この時を待っていた。
つい先日、妻から「お父さん(祖父)たちから温泉誘われたから泊まりで行くんだけど。パパも行く?」と聞かれたのだ。
私の心の中の返答はNO。しかし、あくまで角が立たないように細心の注意を払いながら返答する。
「うわぁ。温泉いいなぁ。でも金曜日は月末だから、まとめておかないといけない仕事があってね。土曜日も午前から部活だから迷惑になっちゃいそうだからやめとくよ」
(温泉は行きたいけど、1人の時間ほど貴重なものはないのだよ!絶対行かない!ヤッホー!1人だ!ウヒョー!何しよ?!)
こうして確保したこの1人きりの休日。私はずっとやりたいと思っていたTシャツ染めに挑戦することにしたのである。
そめるのはこちらのユニクロのTシャツ2枚。感謝祭で安く購入して一度も来ていないアナキンと、去年買ったストームトルーパー。
ちなみによく考えたらスターウォーズをまともに見たことないかもしれない。そんなにわかスターウォーザーですらない私。
どちらもグラフィックがかっこいいとだけ思って購入したのだが、このまま着るのは服好きとしては「いかにもユニクロ」という感じである。
そこで染めていく。使うのはこちらのダイロン。
黒にしたい時は2個必要ということでこちらの2個をボールにぶち込む。
すでに妻がいたら許されない所業である。
「ちょっとキッチン黒くしないでよ!」
「食品使うものにこんなの入れないでよ」
想像しただけで気持ちが暗くなる。でも今日は言われない。だって1人なのだから!
(みなさん、うちの奥さんには絶対言わないでね)
ここに熱湯を足して泡立て器で混ぜていく。
混ぜている間にも真っ黒な水がキッチンに飛ぶ。
いつもなら「ねぇ、やめて」とすぐに言われることだろう。でも今日は言われない。だって1人だから!あぁ最高だ。こんな幸せなことってあっていいのか。妻子がいない1人の我が家で私は「ショーシャンクの空に」のような気持ちなのである。
風呂場に移動してお湯と塩を足し、そこにTシャツをつける。
ちなみに容器には我が家の取手の壊れた洗濯物用バスケットを使用。このために新しいものを買ってきたのである。
これにより「自分達が居ない間にバスケットを新調してくれた優しい夫」を演出する作戦だ。私にぬかりはない。
そしてこれを20分つけ込み、時間が経ったら水洗いしていく。
バスルームを真っ黒にしていくこの背徳感。子供がいたら絶対に怒られる。あぁ楽しい。仕上がりが楽しみで仕方がない。

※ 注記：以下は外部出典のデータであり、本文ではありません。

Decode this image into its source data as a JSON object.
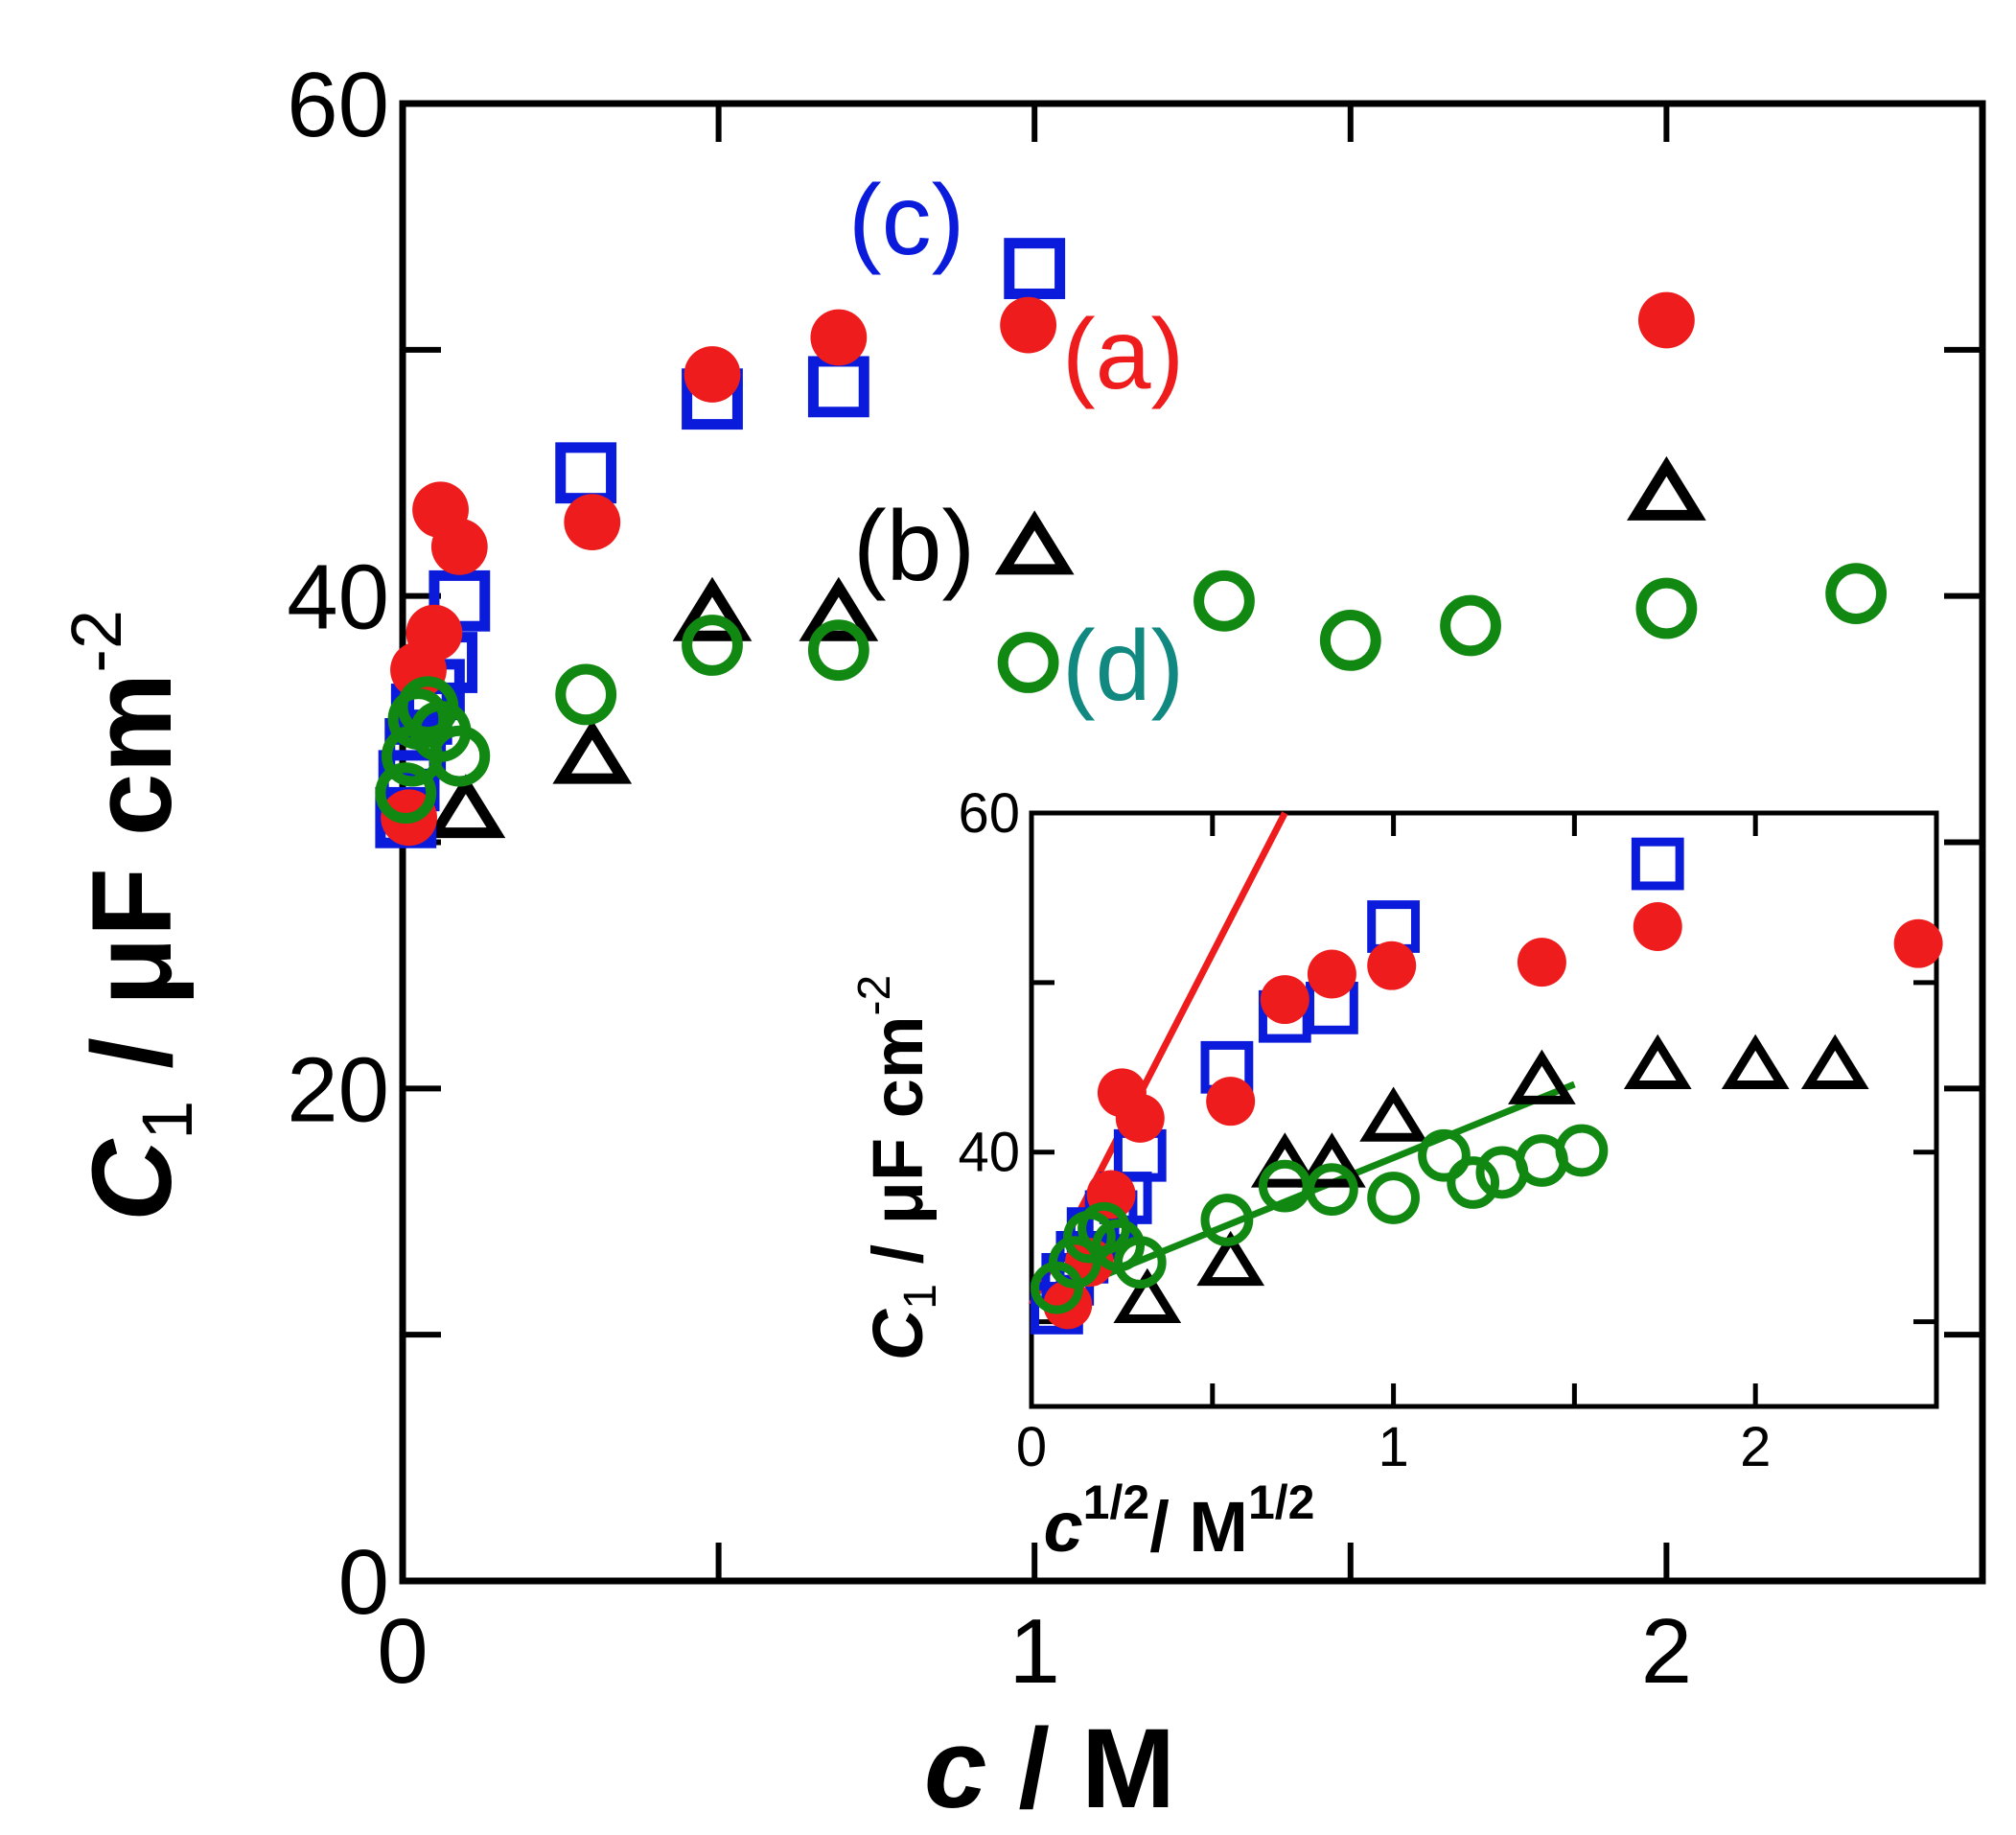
{
  "chart_data": [
    {
      "id": "main",
      "type": "scatter",
      "xlabel_var": "c",
      "xlabel_unit": " / M",
      "ylabel_var": "C",
      "ylabel_sub": "1",
      "ylabel_unit": " / μF cm",
      "ylabel_sup": "-2",
      "xlim": [
        0,
        2.5
      ],
      "ylim": [
        0,
        60
      ],
      "x_ticks": [
        0,
        1,
        2
      ],
      "x_tick_labels": [
        "0",
        "1",
        "2"
      ],
      "x_minor_ticks": [
        0.5,
        1.5
      ],
      "y_ticks": [
        0,
        20,
        40,
        60
      ],
      "y_tick_labels": [
        "0",
        "20",
        "40",
        "60"
      ],
      "y_minor_ticks": [
        10,
        30,
        50
      ],
      "series": [
        {
          "name": "(a)",
          "marker": "filled-circle",
          "color": "#ee1c1c",
          "x": [
            0.01,
            0.025,
            0.05,
            0.06,
            0.09,
            0.3,
            0.49,
            0.69,
            0.99,
            2.0
          ],
          "y": [
            31,
            37,
            38.5,
            43.5,
            42,
            43,
            49,
            50.5,
            51,
            51.2
          ]
        },
        {
          "name": "(b)",
          "marker": "open-triangle",
          "color": "#000000",
          "x": [
            0.1,
            0.3,
            0.49,
            0.69,
            1.0,
            2.0
          ],
          "y": [
            31.2,
            33.4,
            39.2,
            39.2,
            41.9,
            44.1
          ]
        },
        {
          "name": "(c)",
          "marker": "open-square",
          "color": "#0a1bdc",
          "x": [
            0.005,
            0.01,
            0.02,
            0.03,
            0.05,
            0.07,
            0.09,
            0.29,
            0.49,
            0.69,
            1.0
          ],
          "y": [
            31,
            32.5,
            33.8,
            35.2,
            36.2,
            37.3,
            39.8,
            45,
            48,
            48.5,
            53.3
          ]
        },
        {
          "name": "(d)",
          "marker": "open-circle",
          "color": "#118811",
          "x": [
            0.005,
            0.015,
            0.025,
            0.04,
            0.06,
            0.09,
            0.29,
            0.49,
            0.69,
            0.99,
            1.3,
            1.5,
            1.69,
            2.0,
            2.3
          ],
          "y": [
            32,
            33.5,
            35,
            35.5,
            34.5,
            33.5,
            36,
            38,
            37.8,
            37.3,
            39.8,
            38.2,
            38.8,
            39.5,
            40.1
          ]
        }
      ],
      "annotations": [
        {
          "text": "(a)",
          "color": "#ee1c1c"
        },
        {
          "text": "(b)",
          "color": "#000000"
        },
        {
          "text": "(c)",
          "color": "#0a1bdc"
        },
        {
          "text": "(d)",
          "color": "#118880"
        }
      ]
    },
    {
      "id": "inset",
      "type": "scatter",
      "xlabel_var": "c",
      "xlabel_sup": "1/2",
      "xlabel_unit": "/ M",
      "xlabel_unit_sup": "1/2",
      "ylabel_var": "C",
      "ylabel_sub": "1",
      "ylabel_unit": " / μF cm",
      "ylabel_sup": "-2",
      "xlim": [
        0,
        2.5
      ],
      "ylim": [
        25,
        60
      ],
      "x_ticks": [
        0,
        1,
        2
      ],
      "x_tick_labels": [
        "0",
        "1",
        "2"
      ],
      "x_minor_ticks": [
        0.5,
        1.5
      ],
      "y_ticks": [
        40,
        60
      ],
      "y_tick_labels": [
        "40",
        "60"
      ],
      "y_minor_ticks": [
        30,
        50
      ],
      "series": [
        {
          "name": "(a)",
          "marker": "filled-circle",
          "color": "#ee1c1c",
          "x": [
            0.1,
            0.16,
            0.22,
            0.25,
            0.3,
            0.55,
            0.7,
            0.83,
            0.995,
            1.41,
            1.73,
            2.45
          ],
          "y": [
            31,
            33.5,
            37.5,
            43.5,
            42,
            43,
            49,
            50.5,
            51,
            51.2,
            53.3,
            52.3
          ]
        },
        {
          "name": "(b)",
          "marker": "open-triangle",
          "color": "#000000",
          "x": [
            0.32,
            0.55,
            0.7,
            0.83,
            1.0,
            1.41,
            1.73,
            2.0,
            2.22
          ],
          "y": [
            31.2,
            33.4,
            39.2,
            39.2,
            41.9,
            44.1,
            45,
            45,
            45
          ]
        },
        {
          "name": "(c)",
          "marker": "open-square",
          "color": "#0a1bdc",
          "x": [
            0.07,
            0.1,
            0.14,
            0.17,
            0.22,
            0.26,
            0.3,
            0.54,
            0.7,
            0.83,
            1.0,
            1.73
          ],
          "y": [
            30.8,
            32.5,
            33.8,
            35.2,
            36.2,
            37.3,
            39.8,
            45,
            48,
            48.5,
            53.3,
            57
          ]
        },
        {
          "name": "(d)",
          "marker": "open-circle",
          "color": "#118811",
          "x": [
            0.07,
            0.12,
            0.16,
            0.2,
            0.24,
            0.3,
            0.54,
            0.7,
            0.83,
            1.0,
            1.14,
            1.22,
            1.3,
            1.41,
            1.52
          ],
          "y": [
            32,
            33.5,
            35,
            35.5,
            34.5,
            33.5,
            36,
            38,
            37.8,
            37.3,
            39.8,
            38.2,
            38.8,
            39.5,
            40.1
          ]
        }
      ],
      "fit_lines": [
        {
          "name": "fit-a",
          "color": "#ee1c1c",
          "x": [
            0,
            0.7
          ],
          "y": [
            31,
            60
          ]
        },
        {
          "name": "fit-d",
          "color": "#118811",
          "x": [
            0,
            1.5
          ],
          "y": [
            31,
            44
          ]
        }
      ]
    }
  ]
}
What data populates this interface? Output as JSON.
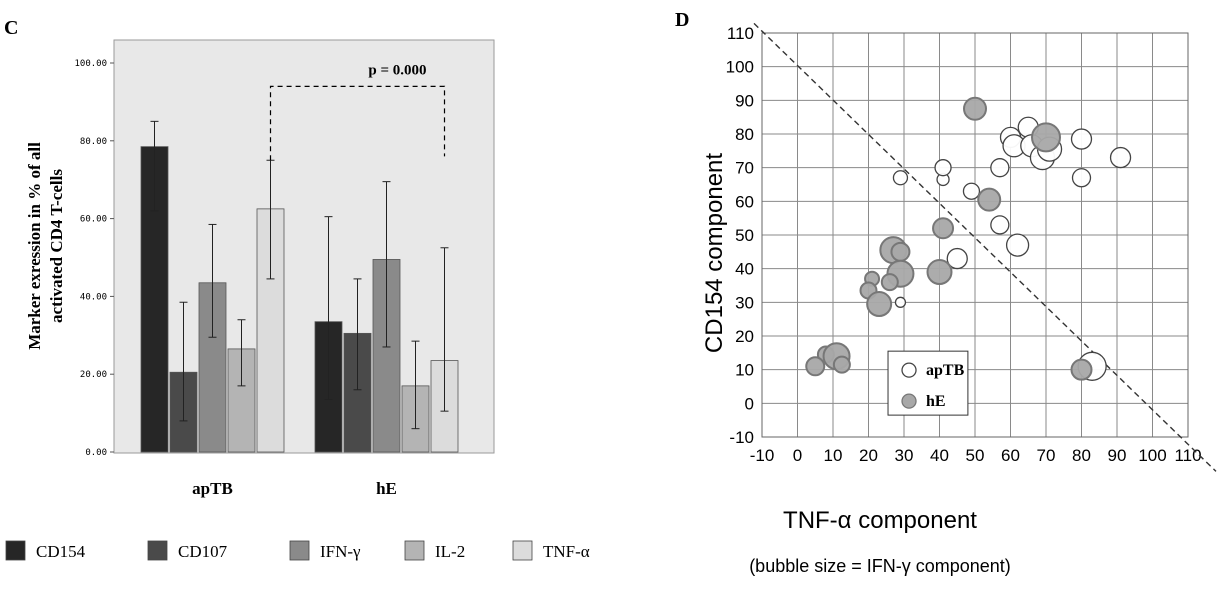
{
  "chart_data": [
    {
      "panel_label": "C",
      "type": "bar",
      "ylabel_lines": [
        "Marker exression in % of all",
        "activated CD4 T-cells"
      ],
      "ylim": [
        0,
        100
      ],
      "yticks": [
        "0.00",
        "20.00",
        "40.00",
        "60.00",
        "80.00",
        "100.00"
      ],
      "categories": [
        "apTB",
        "hE"
      ],
      "series": [
        {
          "name": "CD154",
          "color": "#262626",
          "values": [
            78.5,
            33.5
          ],
          "err_low": [
            62,
            13.5
          ],
          "err_high": [
            85,
            60.5
          ]
        },
        {
          "name": "CD107",
          "color": "#4a4a4a",
          "values": [
            20.5,
            30.5
          ],
          "err_low": [
            8,
            16
          ],
          "err_high": [
            38.5,
            44.5
          ]
        },
        {
          "name": "IFN-γ",
          "color": "#8a8a8a",
          "values": [
            43.5,
            49.5
          ],
          "err_low": [
            29.5,
            27
          ],
          "err_high": [
            58.5,
            69.5
          ]
        },
        {
          "name": "IL-2",
          "color": "#b4b4b4",
          "values": [
            26.5,
            17
          ],
          "err_low": [
            17,
            6
          ],
          "err_high": [
            34,
            28.5
          ]
        },
        {
          "name": "TNF-α",
          "color": "#dcdcdc",
          "values": [
            62.5,
            23.5
          ],
          "err_low": [
            44.5,
            10.5
          ],
          "err_high": [
            75,
            52.5
          ]
        }
      ],
      "annotation": {
        "text": "p = 0.000"
      },
      "plot_background": "#e8e8e8"
    },
    {
      "panel_label": "D",
      "type": "scatter",
      "xlabel": "TNF-α component",
      "ylabel": "CD154 component",
      "note": "(bubble size = IFN-γ component)",
      "xlim": [
        -10,
        110
      ],
      "ylim": [
        -10,
        110
      ],
      "xticks": [
        "-10",
        "0",
        "10",
        "20",
        "30",
        "40",
        "50",
        "60",
        "70",
        "80",
        "90",
        "100",
        "110"
      ],
      "yticks": [
        "-10",
        "0",
        "10",
        "20",
        "30",
        "40",
        "50",
        "60",
        "70",
        "80",
        "90",
        "100",
        "110"
      ],
      "grid": true,
      "legend_position": "bottom-center",
      "diagonal_line": {
        "from": [
          -10,
          110
        ],
        "to": [
          110,
          -10
        ],
        "style": "dashed"
      },
      "series": [
        {
          "name": "apTB",
          "color": "#ffffff",
          "points": [
            {
              "x": 29,
              "y": 67,
              "size": 7
            },
            {
              "x": 41,
              "y": 66.5,
              "size": 6
            },
            {
              "x": 41,
              "y": 70,
              "size": 8
            },
            {
              "x": 49,
              "y": 63,
              "size": 8
            },
            {
              "x": 57,
              "y": 70,
              "size": 9
            },
            {
              "x": 57,
              "y": 53,
              "size": 9
            },
            {
              "x": 60,
              "y": 79,
              "size": 10
            },
            {
              "x": 61,
              "y": 76.5,
              "size": 11
            },
            {
              "x": 62,
              "y": 47,
              "size": 11
            },
            {
              "x": 65,
              "y": 82,
              "size": 10
            },
            {
              "x": 66,
              "y": 76.5,
              "size": 11
            },
            {
              "x": 69,
              "y": 73,
              "size": 12
            },
            {
              "x": 71,
              "y": 75.5,
              "size": 12
            },
            {
              "x": 80,
              "y": 78.5,
              "size": 10
            },
            {
              "x": 80,
              "y": 67,
              "size": 9
            },
            {
              "x": 91,
              "y": 73,
              "size": 10
            },
            {
              "x": 45,
              "y": 43,
              "size": 10
            },
            {
              "x": 29,
              "y": 30,
              "size": 5
            },
            {
              "x": 83,
              "y": 11,
              "size": 14
            }
          ]
        },
        {
          "name": "hE",
          "color": "#a8a8a8",
          "points": [
            {
              "x": 50,
              "y": 87.5,
              "size": 11
            },
            {
              "x": 70,
              "y": 79,
              "size": 14
            },
            {
              "x": 54,
              "y": 60.5,
              "size": 11
            },
            {
              "x": 41,
              "y": 52,
              "size": 10
            },
            {
              "x": 27,
              "y": 45.5,
              "size": 13
            },
            {
              "x": 29,
              "y": 45,
              "size": 9
            },
            {
              "x": 29,
              "y": 38.5,
              "size": 13
            },
            {
              "x": 40,
              "y": 39,
              "size": 12
            },
            {
              "x": 21,
              "y": 37,
              "size": 7
            },
            {
              "x": 20,
              "y": 33.5,
              "size": 8
            },
            {
              "x": 26,
              "y": 36,
              "size": 8
            },
            {
              "x": 23,
              "y": 29.5,
              "size": 12
            },
            {
              "x": 8,
              "y": 14.5,
              "size": 8
            },
            {
              "x": 11,
              "y": 14,
              "size": 13
            },
            {
              "x": 5,
              "y": 11,
              "size": 9
            },
            {
              "x": 12.5,
              "y": 11.5,
              "size": 8
            },
            {
              "x": 80,
              "y": 10,
              "size": 10
            }
          ]
        }
      ]
    }
  ]
}
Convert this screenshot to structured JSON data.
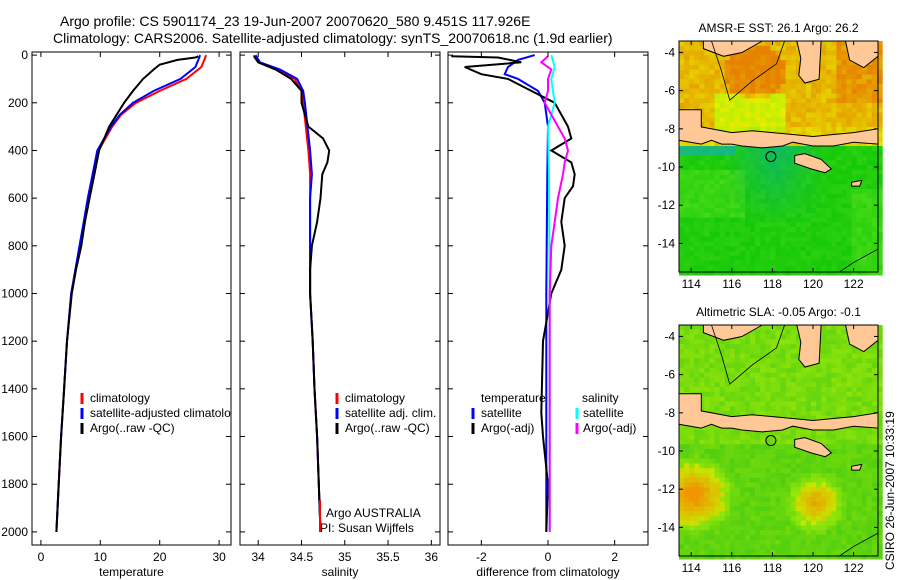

ちなみに使用したバスケットはこうなり、絶対もう落ちなくなった。これからやってみようと思っている方はプラスチック製品には気をつけるべし。
何回か水で流し、最後は洗濯機にて水洗いし、陰干し。
日頃は絶対に許されない日中からの酎ハイを飲みながら、乾くのを待つ。ふー!いい休日だこと!
そして出来上がりがこちらである。
ビフォア
アフター
フロントは思ってたよりムラが出てしまった。写真でも分かるが完全に均一とは言い難い。熱そうで触りたくなかったので、適当に泡立て器で突いていたのがよくなかったか。でもムラのある染まり方がかえって雰囲気あるかもしれない。
ブラックに染めたことにより気になっていたフロントロゴが全く目立たなくなり、古着っぽくていい感じ。
ちなみに裏側はこんな感じ。
思ったよりブラックが強い。
「暗闇に浮かぶアナキン」という、スターウォーズというより、グリーンマイル的な仕上がりにはなってしまった。
でも、グラフィックがある感じがギリギリわかる感じがいい。雰囲気あるな、これ。
もう一個もこんな感じ。
ちなみにステッチは染まらず、それもまたいい感じだ。
個人的に思った以上の仕上がりにテンションが上がる私。
でも、完成品を見ながら、これを着たら妻はまた小言をいうんだろうなぁと思った。きっと「若い人が着るような服着るのやめてよ」とかいうのだ。
うるせぇ、黙っとけよ。好きな服着て何が悪いんだっつーの。
妻子が居ないうちに明日はこれを着て出掛けることにする。
さぁ、明日はどこに行こうか。
私の自由はまだ続くのだ。
(追記)
これ染めたあと色落ちしまくって他の衣類に色移りして迷惑かけまくってます。
なのでお勧めしません。どうぞよしなに。